Peggy submits an application for a £300,000 Offshore Capital Redemption Bond and subsequently finalizes a discretionary Gift Trust deed, ensuring that the Bond is introduced into the trust from the beginning. This process involves adding the application date to the deed, making her a trustee upon submission. She designates her son and daughter as co-trustees and has the option to replace them at any time. The trust is in compliance with the obligations mandated by the Fourth and Fifth Money Laundering Directives

The legal document names her kids and grandchildren as potential beneficiaries who are pre-determined. Any future grandchildren will automatically be part of this list.

For the purpose of Inheritance Tax (IHT), a gift of £300,000 into the trust results in a Charity Life Trust (CLT), but no immediate tax is due since she's still well under the £325,000 threshold. The funds held by the trust will fall under the applicable property regulations.
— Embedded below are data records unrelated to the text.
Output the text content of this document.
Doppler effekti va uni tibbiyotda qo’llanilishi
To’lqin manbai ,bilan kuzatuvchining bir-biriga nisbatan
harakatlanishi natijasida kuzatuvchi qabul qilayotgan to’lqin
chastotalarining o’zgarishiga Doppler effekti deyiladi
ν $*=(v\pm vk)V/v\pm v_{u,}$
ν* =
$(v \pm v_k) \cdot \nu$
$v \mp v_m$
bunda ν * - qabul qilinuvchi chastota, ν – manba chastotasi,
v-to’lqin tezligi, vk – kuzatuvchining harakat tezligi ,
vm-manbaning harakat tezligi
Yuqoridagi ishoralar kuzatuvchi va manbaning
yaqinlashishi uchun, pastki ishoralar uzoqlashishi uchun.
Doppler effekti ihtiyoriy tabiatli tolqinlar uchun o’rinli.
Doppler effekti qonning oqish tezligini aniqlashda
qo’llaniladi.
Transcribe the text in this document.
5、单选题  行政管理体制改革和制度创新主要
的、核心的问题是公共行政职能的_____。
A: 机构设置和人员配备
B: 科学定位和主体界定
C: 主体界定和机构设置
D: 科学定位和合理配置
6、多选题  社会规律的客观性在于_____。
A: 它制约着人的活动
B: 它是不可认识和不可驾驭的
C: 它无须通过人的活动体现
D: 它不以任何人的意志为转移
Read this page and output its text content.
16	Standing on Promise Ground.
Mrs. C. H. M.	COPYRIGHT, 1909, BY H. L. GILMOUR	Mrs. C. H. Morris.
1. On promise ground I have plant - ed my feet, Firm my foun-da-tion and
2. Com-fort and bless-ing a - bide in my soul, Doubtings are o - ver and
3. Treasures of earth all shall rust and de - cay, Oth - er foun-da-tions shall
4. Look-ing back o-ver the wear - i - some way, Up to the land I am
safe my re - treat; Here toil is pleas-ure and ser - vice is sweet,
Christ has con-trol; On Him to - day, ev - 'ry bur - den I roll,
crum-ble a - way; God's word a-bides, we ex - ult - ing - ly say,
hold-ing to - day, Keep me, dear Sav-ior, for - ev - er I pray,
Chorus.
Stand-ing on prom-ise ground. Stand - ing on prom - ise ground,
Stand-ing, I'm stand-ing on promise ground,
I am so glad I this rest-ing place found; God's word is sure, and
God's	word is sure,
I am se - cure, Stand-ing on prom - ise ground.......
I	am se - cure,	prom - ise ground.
However, there will be no 'exit' fees during the initial 10 years of any withdrawals, provided that the Nil Rate Band (NRB) doesn't drop below £300,000. Additionally, for the trust's 10th anniversary, Peggy hasn't set up any other Charity Life Trusts in the seven years leading up to this one that would reduce the NRB available to the trustees.

Concerning the Offshore Bond, Peggy discovers that there will be no tax liabilities for any earnings received or profits realized from the investments held within the offshore bond. However, it's important to note that there might be some taxes that cannot be recovered. Taxes will only be owed if a taxable event occurs and a profit is assessed on that event. This simplifies the trustees' responsibilities for Self-Assessment. FOL Wealth clarifies that a Capital Redemption Bond lacks guarantees on its lives and, therefore, cannot issue payments upon the death of the last life guaranteed. Instead, the bond will continue until it matures after 99 years. In reality, it's quite probable that the bond will be canceled well before that date. This arrangement allows trustees more flexibility in deciding when a taxable event occurs.

Also Read: Financial Protection for Millennials

Peggy was also informed that when the grandchildren turn 18 and begin their university education, the trustees have the authority to divide their inheritance among them, ensuring each receives their share as their portion of the inheritance. For anyone under 18, the trustees might opt to create a permanent legal document to permanently transfer parts of the inheritance to a trust for the exclusive use of one chosen beneficiary. According to the latest rules on income tax, any profits made can be reduced by -

  • Any leftover personal allowance
  • Any unused allowance for savings starting at 0%
  • Any unused savings allowance

Summary

The optional gift trusts provide a versatile structure that is both tax-efficient for Inheritance Tax and for income tax purposes.